Aku sering berpikir, mungkin benar kata orang-orang bahwa orang Cina itu terkenal ulet. Tidak jarang aku mendengar orang Cina yang sukses baik dalam usaha maupun kariernya. Tidak sedikit orang Cina yang jadi konglomerat dan pedagang. Mungkin salah satu kunci sukses orang Cina terletak pada keuletannya itu. Begitu pula dengan mamaku. Sebagai seorang guru, mama kuanggap sebagai guru yang ulet, teliti dan telaten. Selama kurang lebih setahun aku tinggal bersama dengan mamaku itu, aku tahu betul betapa telitinya mama. Setiap kali aku membantu mama mengoreksi ulangan murid-muridnya, mama senantiasa mengulang kembali hasil koreksianku. Ya namanya bukan guru matematika, kali-kali aja aku keliru dalam mengoreksi, begitu mungkin pikir mama waktu itu. Pokoknya kalau dalam hal belajar, aku salut sama mamaku itu. Bagaimana tidak, diusianya yang tidak lagi muda atau sekitar 50 tahun, mama berhasil meraih gelar Spd. “Mama tuh gak mau kalah sama kalian. Mosok enam orang anak mama S1 semua, sementara mama cuma sarjana muda”, begitu waktu itu mama bilang. Ya, disela-sela kesibukannya mengajar di sekolah dan memberi les privat di rumah, akhirnya mama masih menyempatkan diri ikut UT (universitas terbuka) hingga meraih gelar Spd.

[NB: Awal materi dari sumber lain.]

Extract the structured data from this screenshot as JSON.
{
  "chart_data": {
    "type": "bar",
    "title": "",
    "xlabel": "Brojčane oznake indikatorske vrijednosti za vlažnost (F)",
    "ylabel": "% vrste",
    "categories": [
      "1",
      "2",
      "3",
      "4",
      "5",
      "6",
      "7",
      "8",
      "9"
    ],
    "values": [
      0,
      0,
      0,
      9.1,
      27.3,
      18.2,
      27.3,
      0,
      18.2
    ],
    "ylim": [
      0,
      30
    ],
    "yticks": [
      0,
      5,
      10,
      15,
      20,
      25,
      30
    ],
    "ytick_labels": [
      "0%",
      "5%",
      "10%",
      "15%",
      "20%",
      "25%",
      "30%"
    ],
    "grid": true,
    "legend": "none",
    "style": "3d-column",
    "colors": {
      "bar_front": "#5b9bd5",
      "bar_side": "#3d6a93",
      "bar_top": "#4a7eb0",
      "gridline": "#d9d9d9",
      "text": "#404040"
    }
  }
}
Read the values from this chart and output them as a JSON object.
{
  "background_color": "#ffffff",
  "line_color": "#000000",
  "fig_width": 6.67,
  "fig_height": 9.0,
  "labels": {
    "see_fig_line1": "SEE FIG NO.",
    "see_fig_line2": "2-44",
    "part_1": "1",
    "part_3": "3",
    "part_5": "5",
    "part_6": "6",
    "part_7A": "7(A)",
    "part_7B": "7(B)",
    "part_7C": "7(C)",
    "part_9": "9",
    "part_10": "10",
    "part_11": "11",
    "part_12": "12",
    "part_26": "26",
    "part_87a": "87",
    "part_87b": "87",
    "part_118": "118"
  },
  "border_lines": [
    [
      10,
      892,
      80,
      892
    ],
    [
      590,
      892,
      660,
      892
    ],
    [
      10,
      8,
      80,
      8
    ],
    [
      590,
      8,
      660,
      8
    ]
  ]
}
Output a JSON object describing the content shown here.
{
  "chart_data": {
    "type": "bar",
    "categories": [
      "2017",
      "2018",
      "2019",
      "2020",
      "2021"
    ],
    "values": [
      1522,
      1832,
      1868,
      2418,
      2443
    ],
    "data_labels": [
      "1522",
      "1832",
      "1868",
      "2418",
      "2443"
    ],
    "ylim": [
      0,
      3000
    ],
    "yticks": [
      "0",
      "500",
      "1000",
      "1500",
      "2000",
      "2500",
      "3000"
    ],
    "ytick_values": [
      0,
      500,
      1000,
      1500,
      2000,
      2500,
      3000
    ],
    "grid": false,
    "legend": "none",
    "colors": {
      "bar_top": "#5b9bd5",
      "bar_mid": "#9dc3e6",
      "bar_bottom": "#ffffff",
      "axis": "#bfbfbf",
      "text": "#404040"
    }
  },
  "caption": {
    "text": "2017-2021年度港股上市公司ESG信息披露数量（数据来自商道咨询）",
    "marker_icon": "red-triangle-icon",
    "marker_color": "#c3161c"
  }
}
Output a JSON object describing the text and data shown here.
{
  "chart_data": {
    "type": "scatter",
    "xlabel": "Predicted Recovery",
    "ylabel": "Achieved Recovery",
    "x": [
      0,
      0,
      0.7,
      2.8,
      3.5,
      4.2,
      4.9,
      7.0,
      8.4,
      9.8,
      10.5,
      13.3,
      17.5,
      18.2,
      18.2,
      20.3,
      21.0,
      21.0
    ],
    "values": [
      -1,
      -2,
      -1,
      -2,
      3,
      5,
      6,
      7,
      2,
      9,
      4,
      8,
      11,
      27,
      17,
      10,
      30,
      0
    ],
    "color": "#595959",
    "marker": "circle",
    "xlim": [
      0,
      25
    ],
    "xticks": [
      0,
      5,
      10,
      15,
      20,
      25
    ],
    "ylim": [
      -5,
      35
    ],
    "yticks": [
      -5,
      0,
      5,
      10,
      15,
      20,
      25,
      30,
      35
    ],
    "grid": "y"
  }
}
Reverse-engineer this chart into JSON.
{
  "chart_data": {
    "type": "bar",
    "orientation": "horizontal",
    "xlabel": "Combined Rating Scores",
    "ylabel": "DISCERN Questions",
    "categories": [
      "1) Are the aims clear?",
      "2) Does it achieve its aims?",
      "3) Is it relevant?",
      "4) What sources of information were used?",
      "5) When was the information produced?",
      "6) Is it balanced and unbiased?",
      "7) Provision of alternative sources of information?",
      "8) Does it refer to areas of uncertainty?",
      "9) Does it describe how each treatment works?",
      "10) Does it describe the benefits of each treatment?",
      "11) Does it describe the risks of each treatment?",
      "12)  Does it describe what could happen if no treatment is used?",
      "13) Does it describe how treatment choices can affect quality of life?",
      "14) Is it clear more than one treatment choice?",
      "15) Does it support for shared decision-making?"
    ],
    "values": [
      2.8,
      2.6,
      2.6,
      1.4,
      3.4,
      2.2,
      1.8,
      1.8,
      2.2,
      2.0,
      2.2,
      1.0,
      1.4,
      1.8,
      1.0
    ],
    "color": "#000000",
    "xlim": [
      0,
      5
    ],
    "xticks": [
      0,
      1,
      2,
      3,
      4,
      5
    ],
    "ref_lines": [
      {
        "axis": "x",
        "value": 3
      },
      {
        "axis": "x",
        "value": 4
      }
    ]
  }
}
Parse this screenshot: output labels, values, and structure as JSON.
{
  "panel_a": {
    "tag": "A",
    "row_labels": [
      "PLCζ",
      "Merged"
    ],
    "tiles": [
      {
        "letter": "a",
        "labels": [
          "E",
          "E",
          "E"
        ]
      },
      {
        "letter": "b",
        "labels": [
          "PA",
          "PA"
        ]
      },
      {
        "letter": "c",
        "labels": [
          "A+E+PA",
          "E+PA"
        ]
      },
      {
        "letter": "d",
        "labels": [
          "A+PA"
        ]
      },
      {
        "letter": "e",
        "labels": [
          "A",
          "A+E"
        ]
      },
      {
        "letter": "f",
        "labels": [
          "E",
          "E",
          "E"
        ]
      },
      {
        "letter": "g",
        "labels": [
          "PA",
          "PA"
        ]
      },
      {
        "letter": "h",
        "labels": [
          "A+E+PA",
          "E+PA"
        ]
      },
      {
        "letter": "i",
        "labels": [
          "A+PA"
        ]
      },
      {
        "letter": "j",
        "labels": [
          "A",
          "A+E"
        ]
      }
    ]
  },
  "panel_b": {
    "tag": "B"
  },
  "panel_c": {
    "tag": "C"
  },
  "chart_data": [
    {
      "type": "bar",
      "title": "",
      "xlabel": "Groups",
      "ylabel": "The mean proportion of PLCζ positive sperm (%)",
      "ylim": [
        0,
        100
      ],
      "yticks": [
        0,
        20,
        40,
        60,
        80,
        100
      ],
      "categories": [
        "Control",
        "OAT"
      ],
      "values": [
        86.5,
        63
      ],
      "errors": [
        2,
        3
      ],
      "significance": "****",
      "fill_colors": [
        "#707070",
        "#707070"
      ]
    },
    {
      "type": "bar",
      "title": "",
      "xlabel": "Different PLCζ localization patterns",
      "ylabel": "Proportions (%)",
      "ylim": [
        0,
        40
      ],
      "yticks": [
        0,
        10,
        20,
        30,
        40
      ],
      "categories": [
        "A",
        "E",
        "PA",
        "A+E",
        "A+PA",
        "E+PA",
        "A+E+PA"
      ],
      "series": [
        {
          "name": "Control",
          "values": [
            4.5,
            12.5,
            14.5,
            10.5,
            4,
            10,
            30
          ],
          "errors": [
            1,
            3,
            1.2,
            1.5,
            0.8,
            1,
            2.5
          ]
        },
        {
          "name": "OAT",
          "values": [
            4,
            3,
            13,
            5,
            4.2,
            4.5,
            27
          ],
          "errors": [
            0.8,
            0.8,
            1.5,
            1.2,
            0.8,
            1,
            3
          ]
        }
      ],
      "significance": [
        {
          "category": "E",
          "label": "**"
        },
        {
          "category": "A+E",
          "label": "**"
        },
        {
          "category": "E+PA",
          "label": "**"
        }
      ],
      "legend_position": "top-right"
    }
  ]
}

Tapi itu dulu, kira-kira 6 tahun yang lalu. Sekarang mama sudah tiada. Penyakit kanker telah menggerogoti rahim mamaku. Sekitar satu tahun setelah pensiun, mama didiagnosa terkena kanker rahim stadium 2D. Sebenarnya mama sudah berobat ke salah satu rumah sakit di Surabaya, sudah sampai dikemoterapi segala malahan. Hampir setahun lamanya mama di rawat disana. Tetapi rupanya sel-sel kanker begitu cepat menyebar di tubuh mama. Dari foto rontgen yang kulihat, ternyata kanker mama sudah menjalar ke paru-paru dan juga kaki. Bahkan salah satu dengkul kaki mama sampai membengkak akibat keganasan penyakit itu. Praktis saat itu mama lumpuh hampir seluruh badan kecuali kedua tangannya. Miris sebenarnya kalau melihat kondisi mama saat itu, mama yang dulu badannya segar tampak kurus dan sayu, mama yang dulunya gesit menjadi orang yang serba tergantung dengan orang lain bahkan untuk memiringkan badannya sekalipun. Dokter sendiri menyerahkan keputusan kepada pihak keluarga, apakah akan tetap merawat mama dirumah sakit atau dirawat dirumah sendiri. Dengan dibantu seorang perawat dan tetap dipantau dokter, akhirya keluarga memutuskan untuk merawat mama dirumah. Setelah satu bulan mama dirawat dirumah, akhirnya mama pun harus menyerah dengan penyakitnya. Tepat hari Minggu tanggal 17 Juli 2005, menjelang sholat dhuhur, mama menghembuskan nafasnya yang terakhir. Pergi dengan tenang tanpa pesan. Meninggalkan kenangan yang mendalam dihati anak-anaknya, menantu-menantunya dan juga cucu-cucunya.

Dan kini ketika imlek datang, kenangan dengan mama serasa hadir kembali. Ingin rasanya kubisikkan ke mama, “Mama, kini bertambah lagi anggota Hitaci di keluarga kita, dan itu adalah anakku.” Hitaci atau hitam tapi Cina, ya istilah inilah yang seringkali digunakan jika ada “anggota baru” yang ditandai dengan lahirnya seorang bayi ditengah-tengah keluarga besar mama. Mengapa disebut hitaci karena tidak semua cucu mama berkulit putih dan bermata sipit layaknya orang Cina pada umumnya. Sebagian besar dari cucu mama justru berkulit sawo matang dan bermata belok. Hal ini bisa terjadi karena menantu mamapun berasal dari berbagai macam suku, ada suku Sunda, Jawa, Banjar, bahkan sekarang ada yang dari suku Bugis. Karena itulah akhirnya muncul istilah hitaci didalam keluarga kami.